When I asked about the PAO’s protocol for making such requests, I was surprised, even as a former federal bureaucrat, at the widespread lack of standard procedures for how PAOs operate. Most often, their response is “Send us an email telling us what you want to ask, and then we’ll figure out whether and how to respond.” Basically, they work on a case-by-case basis, i.e., deciding if and how each person can help them get their agency’s “message” out.

What frequently happens is that a “quid pro quo” relationship develops where the PAO gives a reporter more and more access to speak with agency officials, as long as the reporter dutifully repeats the language and phrases (preferably without quotes) from the agency’s press-releases.

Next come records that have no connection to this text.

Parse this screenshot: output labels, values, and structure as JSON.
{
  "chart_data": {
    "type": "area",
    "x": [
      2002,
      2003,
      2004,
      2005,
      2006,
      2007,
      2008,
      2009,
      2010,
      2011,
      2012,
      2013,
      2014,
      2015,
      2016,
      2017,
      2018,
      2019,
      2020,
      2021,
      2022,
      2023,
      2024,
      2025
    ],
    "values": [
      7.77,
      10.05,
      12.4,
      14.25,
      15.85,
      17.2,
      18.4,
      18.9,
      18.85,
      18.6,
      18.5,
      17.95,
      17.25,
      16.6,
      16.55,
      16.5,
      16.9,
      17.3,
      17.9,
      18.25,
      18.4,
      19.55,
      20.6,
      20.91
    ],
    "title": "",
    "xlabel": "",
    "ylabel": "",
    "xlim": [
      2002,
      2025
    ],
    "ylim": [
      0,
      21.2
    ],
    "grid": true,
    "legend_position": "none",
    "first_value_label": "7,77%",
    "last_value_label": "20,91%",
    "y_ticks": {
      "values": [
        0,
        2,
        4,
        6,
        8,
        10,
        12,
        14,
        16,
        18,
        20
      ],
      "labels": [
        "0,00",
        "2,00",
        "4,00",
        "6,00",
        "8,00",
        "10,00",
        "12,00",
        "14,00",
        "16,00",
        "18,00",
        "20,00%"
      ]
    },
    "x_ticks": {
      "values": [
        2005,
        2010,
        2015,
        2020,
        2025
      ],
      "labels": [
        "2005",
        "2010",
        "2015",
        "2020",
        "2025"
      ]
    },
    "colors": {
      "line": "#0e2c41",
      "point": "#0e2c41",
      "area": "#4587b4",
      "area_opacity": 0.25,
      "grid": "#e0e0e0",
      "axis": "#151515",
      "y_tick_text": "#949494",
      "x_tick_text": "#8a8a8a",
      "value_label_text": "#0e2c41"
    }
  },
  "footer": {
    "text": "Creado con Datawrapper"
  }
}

And because these are the “unwritten rules” of PAOs, they certainly do not appear in an agency’s (written) Open Government Plan. In many (most?) of those Plans, the PAO is rarely even mentioned at all! The average reader would wonder if, under its Open Government Plan, an agency’s Public Affairs office has any new or different duties — at all!

Until there is a change in the existing thinking in PAOs (i.e., that they merely “curators” of a gate-keeping sort; but not really part of the agency’s work), then the PAOs are a major barrier to any agency’s shifting to a culture of openness.

If anyone would like to work with me to survey federal agencies’ PAO practices, as related to Open Government, please let me know.

Andrea Schneider

I have a call out for case studies needed for a book being published by the London School of Economics. I’m working with Christian Bason, Director of MindLab in Denmark (funded by 3 gov’t ministries) to find the best examples of using design thinking in the public sector. This is very related to Open Government.

While the US has focused on technology primarily, the UK, Denmark, Australia, New Zealand and Europe have gone further in actually changing how the culture and services are being delivered. This is still very new and emerging. The US company doing some of this work with government is IDEO.

If you know of good cases, let me know. By design I mean projects which have been co-created, end user is the focus and prototyping has been done quickly. Usually visualization is integral as well.

We have a short timeline, so as much as you can help, I greatly appreciate it. I think we have a lot to learn from some examples outside the US.

I expect we are going to see a lot more written about this in the near future. Stanford’s Innovation Review is a great place to read about innovation and there is a tension about our focus on technology as “the answer” rather than the broader agenda where technology is seen as a tool, but not the answer. Some of this is becoming evident with the latest Knight Foundation report on public participation. I wonder how many of our technology apps have been developed with the end user as a participant and in mind throughout the process. After all they are the ones who will actually use the products.